Message Too Old, No Replies

How do you make sure a new, genuine, spider is not blocked?

         

inbound

12:04 am on Jan 11, 2006 (gmt 0)

WebmasterWorld Senior Member 10+ Year Member



I know how much of a problem rogue spiders are, as a result more and more people are doing things to restrict bot access.

We are considering starting a specialist search engine to compliment a network of sites that we run. We know who we want to crawl (hand edited lists, categorised and spam checked) but don't know the best way to make sure the bot isn't banned.

I know that adding an URL with details of the bot and reason for collecting data can help if human intervention happens. It's the automated blocking of bots that are outside of specific IP ranges that I'm trying to avoid.

I'm not looking for a cheaters charter, just a list of sensible things to implement/do.

Any ideas?

Further information: The search engine will cover a large vertical for just the UK, there are 20,000 sites that have been hand checked so far (8,000 O.K.), with another 40,000 to go. Most of the sites are small and we only intend to hold up to 1,000 pages of any site (as most sites are much smaller than that).

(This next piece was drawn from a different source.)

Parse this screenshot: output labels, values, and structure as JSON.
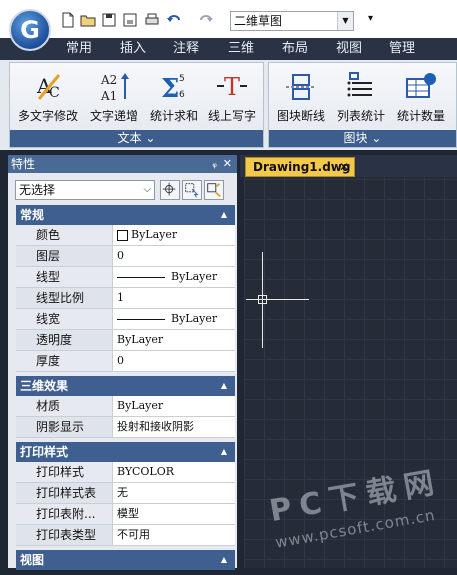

Data is fairly static for most sites but we would want to establish how frequently sites change in order to give an automated re-visit delay for each.

keyplyr

9:41 am on Jan 12, 2006 (gmt 0)

WebmasterWorld Senior Member 10+ Year Member Top Contributors Of The Month




In addition to "adding an URL with details of the bot and reason for collecting data", I think most webmasters probably just want unknown bots to request and obey robots.tx, use a defined UA, a verifiable IP, and request files at a reasonable rate.

You might also consider giving selective thought to naming your bot, avoiding anything 'scary'.

Staffa

9:53 am on Jan 12, 2006 (gmt 0)

WebmasterWorld Senior Member 10+ Year Member



In addition to the above it might be wise to restrict your first visit to a site to robots.txt and index page. That way the webmaster can check out who you are and why you are crawling and then decide whether or not to allow access in the future.

Personally, I ban all bots that have nothing to offer in return for crawling.